Vegan Rice Noodle Bowl
- 12 oz Rice Ramen Noodles (4 bricks)
- 4-5 radishes
- 12 grape tomatoes
- 6 oz shelled edamame
- 1 bunch Chinese broccoli (also called baby broccoli)
- 6 oz sugar snap peas
- 4 oz matchstick carrots
- 2 tbsp rice wine vinegar
- 2 tbsp Bragg’s Liquid Aminos
- 2 tbsp Mae Ploy Sweet Chili Sauce
- Cook Ramen according to package directions.
- Rinse with cool water to stop cooking and chill.
- Prepare vinaigrette:
- In a small bowl
- Combine vinegar
- Sweet chili and liquid aminos
- Set aside
- Prepare vegetables:
- Slice radishes thinly, preferably with a mandolin.
- Cut grape tomatoes in halves or quarters.
- Cut carrots into matchstick size pieces or purchase matchstick carrots. (May use a large grater to achieve similar size cuts).
- Shell Edamame or purchase frozen shelled edamame.

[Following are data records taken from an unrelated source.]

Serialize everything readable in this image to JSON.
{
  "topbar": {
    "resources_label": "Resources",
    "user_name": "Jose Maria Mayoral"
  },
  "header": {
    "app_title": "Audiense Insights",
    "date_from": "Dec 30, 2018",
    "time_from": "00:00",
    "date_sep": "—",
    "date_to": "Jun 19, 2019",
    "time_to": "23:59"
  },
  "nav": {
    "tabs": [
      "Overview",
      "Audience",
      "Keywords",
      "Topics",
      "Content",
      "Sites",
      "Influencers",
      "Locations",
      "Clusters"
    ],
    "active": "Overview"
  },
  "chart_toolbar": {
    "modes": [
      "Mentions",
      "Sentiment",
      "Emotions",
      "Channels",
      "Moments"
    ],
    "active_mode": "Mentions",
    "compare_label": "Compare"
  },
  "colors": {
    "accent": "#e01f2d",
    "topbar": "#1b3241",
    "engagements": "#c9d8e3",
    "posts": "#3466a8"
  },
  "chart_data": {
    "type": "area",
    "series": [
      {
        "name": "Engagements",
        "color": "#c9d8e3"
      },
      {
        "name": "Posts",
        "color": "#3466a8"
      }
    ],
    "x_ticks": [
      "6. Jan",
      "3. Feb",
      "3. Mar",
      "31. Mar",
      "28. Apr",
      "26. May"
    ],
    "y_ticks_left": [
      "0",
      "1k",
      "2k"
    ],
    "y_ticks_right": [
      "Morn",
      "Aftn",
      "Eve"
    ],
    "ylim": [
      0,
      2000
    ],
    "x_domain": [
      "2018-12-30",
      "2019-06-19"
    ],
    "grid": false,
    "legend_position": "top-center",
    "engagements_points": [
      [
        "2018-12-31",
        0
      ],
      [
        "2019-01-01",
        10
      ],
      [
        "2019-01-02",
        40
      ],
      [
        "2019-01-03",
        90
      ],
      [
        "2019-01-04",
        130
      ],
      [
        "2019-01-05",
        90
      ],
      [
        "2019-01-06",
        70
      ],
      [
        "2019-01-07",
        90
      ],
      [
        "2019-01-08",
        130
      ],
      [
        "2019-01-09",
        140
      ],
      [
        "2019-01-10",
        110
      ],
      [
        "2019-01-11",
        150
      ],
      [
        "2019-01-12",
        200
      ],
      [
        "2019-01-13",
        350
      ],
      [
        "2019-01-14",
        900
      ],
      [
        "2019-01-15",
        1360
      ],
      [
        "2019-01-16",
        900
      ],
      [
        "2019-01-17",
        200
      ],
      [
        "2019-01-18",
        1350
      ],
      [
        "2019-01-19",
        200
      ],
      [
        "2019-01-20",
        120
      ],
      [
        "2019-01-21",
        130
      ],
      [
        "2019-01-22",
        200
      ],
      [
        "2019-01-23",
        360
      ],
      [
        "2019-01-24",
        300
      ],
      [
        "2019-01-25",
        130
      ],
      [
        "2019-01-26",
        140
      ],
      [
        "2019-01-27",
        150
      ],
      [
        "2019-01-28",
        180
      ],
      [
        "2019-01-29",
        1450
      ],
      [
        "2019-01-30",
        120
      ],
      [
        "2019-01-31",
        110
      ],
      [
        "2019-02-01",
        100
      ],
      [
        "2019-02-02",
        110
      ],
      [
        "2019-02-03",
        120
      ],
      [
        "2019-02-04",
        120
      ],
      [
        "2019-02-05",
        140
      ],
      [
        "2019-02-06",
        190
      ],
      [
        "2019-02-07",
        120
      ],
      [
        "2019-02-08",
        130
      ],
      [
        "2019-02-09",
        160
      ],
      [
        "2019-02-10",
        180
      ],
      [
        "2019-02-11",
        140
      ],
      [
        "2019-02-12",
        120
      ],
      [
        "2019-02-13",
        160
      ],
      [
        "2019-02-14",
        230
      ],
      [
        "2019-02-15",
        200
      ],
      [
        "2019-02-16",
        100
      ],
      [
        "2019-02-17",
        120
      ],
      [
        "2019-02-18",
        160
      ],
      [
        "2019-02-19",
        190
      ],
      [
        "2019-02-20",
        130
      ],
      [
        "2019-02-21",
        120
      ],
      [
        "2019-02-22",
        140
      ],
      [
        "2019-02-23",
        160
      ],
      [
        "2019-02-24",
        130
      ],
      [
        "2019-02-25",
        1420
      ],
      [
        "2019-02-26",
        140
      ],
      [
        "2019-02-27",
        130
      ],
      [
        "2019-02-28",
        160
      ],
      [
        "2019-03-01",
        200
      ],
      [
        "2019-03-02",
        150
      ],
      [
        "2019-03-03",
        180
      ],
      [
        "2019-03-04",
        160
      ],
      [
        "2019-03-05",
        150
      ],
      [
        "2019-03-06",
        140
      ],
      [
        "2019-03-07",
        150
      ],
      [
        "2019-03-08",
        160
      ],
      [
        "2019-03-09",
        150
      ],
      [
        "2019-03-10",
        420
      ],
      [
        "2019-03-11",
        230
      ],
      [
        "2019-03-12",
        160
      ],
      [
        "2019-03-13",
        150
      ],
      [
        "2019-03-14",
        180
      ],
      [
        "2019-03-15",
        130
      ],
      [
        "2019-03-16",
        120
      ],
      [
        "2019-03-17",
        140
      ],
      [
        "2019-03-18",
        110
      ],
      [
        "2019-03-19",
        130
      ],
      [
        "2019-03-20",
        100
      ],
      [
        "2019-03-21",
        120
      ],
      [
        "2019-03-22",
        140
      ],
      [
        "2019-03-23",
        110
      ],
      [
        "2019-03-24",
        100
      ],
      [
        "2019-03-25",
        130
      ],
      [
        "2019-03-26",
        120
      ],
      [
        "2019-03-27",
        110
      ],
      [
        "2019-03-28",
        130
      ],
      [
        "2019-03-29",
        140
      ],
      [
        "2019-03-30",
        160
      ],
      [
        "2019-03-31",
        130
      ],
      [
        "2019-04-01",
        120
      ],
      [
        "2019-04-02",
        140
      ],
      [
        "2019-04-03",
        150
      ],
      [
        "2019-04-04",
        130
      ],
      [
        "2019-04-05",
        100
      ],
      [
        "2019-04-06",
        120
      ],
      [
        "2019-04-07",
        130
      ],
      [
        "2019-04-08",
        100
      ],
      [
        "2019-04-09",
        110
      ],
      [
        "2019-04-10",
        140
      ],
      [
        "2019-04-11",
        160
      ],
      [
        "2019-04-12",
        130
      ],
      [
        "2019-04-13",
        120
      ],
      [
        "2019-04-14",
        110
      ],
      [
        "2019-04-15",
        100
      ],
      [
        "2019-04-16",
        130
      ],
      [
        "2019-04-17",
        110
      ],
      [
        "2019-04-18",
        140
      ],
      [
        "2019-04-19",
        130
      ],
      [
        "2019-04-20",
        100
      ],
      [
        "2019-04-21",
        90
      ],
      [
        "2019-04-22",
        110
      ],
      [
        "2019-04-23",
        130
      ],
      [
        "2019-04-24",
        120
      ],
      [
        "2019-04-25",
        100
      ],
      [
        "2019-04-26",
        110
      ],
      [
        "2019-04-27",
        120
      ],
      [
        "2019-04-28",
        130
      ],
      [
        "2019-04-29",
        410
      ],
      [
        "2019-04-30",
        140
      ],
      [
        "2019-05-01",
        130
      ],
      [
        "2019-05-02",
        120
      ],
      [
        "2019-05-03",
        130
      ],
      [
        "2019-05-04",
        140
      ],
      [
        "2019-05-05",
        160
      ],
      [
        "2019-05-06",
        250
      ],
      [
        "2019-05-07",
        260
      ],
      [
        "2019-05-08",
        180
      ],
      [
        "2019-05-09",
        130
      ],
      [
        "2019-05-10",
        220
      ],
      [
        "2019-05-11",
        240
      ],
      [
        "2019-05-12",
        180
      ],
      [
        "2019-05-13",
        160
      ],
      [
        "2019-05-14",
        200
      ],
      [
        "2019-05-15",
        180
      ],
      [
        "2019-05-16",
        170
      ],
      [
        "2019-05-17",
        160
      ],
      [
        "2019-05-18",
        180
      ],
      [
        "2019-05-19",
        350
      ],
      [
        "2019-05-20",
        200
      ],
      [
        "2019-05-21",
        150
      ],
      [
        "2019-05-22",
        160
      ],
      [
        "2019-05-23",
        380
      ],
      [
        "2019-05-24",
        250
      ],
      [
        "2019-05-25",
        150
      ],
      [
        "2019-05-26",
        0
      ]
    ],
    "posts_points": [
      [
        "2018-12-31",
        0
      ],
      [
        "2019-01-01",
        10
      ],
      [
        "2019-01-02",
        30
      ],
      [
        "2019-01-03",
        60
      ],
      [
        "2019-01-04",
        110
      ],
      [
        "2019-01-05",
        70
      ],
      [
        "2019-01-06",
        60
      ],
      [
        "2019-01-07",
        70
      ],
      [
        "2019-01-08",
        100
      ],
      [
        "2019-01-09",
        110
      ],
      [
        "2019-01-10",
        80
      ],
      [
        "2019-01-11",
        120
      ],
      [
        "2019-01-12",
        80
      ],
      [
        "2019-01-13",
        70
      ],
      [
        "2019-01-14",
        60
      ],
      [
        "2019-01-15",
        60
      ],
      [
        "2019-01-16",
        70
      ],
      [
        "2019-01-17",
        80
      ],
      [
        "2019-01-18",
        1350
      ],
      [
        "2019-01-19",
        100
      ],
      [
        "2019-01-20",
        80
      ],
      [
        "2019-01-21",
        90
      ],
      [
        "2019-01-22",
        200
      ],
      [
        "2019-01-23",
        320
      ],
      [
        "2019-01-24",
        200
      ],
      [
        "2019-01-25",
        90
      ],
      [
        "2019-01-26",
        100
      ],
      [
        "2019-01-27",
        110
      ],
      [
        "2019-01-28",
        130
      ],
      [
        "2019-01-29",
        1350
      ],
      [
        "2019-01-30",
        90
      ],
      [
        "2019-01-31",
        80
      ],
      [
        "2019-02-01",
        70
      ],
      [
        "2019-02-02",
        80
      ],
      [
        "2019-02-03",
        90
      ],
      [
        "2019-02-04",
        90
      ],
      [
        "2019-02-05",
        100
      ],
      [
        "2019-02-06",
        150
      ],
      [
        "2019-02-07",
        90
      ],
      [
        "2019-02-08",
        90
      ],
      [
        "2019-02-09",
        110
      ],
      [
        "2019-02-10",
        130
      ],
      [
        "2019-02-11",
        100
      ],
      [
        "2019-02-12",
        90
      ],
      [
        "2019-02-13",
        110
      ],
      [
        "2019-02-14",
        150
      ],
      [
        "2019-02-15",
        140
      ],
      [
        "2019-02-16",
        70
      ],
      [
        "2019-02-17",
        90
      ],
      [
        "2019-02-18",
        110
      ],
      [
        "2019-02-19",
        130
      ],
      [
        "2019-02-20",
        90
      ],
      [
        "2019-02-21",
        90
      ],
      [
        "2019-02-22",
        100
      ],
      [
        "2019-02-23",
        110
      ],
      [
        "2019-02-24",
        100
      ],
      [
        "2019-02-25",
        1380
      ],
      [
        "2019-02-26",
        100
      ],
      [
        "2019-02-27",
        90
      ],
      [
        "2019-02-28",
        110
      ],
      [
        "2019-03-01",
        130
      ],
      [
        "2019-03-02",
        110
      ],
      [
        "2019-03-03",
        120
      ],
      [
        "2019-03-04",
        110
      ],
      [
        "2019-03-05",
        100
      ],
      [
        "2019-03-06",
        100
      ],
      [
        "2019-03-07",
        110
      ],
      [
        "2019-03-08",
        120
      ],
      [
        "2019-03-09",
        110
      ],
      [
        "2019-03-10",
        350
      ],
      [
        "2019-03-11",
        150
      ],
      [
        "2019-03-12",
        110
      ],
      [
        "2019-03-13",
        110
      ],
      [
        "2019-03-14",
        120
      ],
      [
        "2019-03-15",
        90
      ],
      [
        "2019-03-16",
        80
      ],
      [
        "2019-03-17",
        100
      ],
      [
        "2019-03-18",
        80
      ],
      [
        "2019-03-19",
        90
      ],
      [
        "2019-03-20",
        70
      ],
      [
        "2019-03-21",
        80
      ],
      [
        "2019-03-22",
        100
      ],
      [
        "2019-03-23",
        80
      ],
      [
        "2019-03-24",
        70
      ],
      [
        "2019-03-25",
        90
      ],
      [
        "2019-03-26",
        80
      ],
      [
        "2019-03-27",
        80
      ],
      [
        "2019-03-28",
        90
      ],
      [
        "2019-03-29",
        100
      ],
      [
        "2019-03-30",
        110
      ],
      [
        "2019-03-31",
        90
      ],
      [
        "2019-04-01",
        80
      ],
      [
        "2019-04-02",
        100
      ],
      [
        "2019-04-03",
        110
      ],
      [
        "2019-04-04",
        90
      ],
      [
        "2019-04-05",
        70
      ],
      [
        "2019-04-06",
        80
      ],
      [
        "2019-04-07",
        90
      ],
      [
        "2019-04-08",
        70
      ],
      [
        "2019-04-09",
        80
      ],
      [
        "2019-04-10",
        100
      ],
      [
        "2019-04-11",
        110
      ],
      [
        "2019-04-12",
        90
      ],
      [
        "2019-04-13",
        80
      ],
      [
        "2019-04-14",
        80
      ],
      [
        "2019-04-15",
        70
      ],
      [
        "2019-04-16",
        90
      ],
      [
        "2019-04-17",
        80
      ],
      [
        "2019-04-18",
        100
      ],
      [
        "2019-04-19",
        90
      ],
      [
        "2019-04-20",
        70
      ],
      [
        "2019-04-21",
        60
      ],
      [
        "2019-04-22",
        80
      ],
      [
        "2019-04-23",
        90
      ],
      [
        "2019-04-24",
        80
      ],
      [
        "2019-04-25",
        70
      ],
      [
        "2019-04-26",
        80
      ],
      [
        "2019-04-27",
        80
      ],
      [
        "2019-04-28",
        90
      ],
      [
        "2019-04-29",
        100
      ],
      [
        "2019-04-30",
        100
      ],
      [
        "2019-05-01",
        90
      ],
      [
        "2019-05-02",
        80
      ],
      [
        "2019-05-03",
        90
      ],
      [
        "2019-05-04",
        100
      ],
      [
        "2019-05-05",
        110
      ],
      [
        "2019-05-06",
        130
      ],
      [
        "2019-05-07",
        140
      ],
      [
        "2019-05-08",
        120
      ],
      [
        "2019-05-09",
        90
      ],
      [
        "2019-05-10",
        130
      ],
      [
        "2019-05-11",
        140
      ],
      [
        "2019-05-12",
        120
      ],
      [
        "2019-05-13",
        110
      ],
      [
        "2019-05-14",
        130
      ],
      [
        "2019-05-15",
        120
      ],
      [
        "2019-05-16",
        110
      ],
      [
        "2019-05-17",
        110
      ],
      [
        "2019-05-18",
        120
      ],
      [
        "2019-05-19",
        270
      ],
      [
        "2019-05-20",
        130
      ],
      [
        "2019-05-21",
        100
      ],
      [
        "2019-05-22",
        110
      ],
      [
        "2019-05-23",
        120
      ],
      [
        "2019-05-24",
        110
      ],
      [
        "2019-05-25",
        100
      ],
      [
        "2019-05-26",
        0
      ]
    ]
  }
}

- Boil water in a small saucepan to blanch baby broccoli. Trim broccoli and in boiling water for 2-3 minutes. Transfer to cool iced water to stop cooking. Drain and set aside.
- Cut sugar snap peas on a bias and set aside.
- Assemble Bowl:
- Layer one portion of Ramen in a bowl.
- Top with carrots, radishes, edamame, peas, baby broccoli and tomatoes.
- Repeat with remaining 3 bowls.
- Top with desired vinaigrette and enjoy chilled.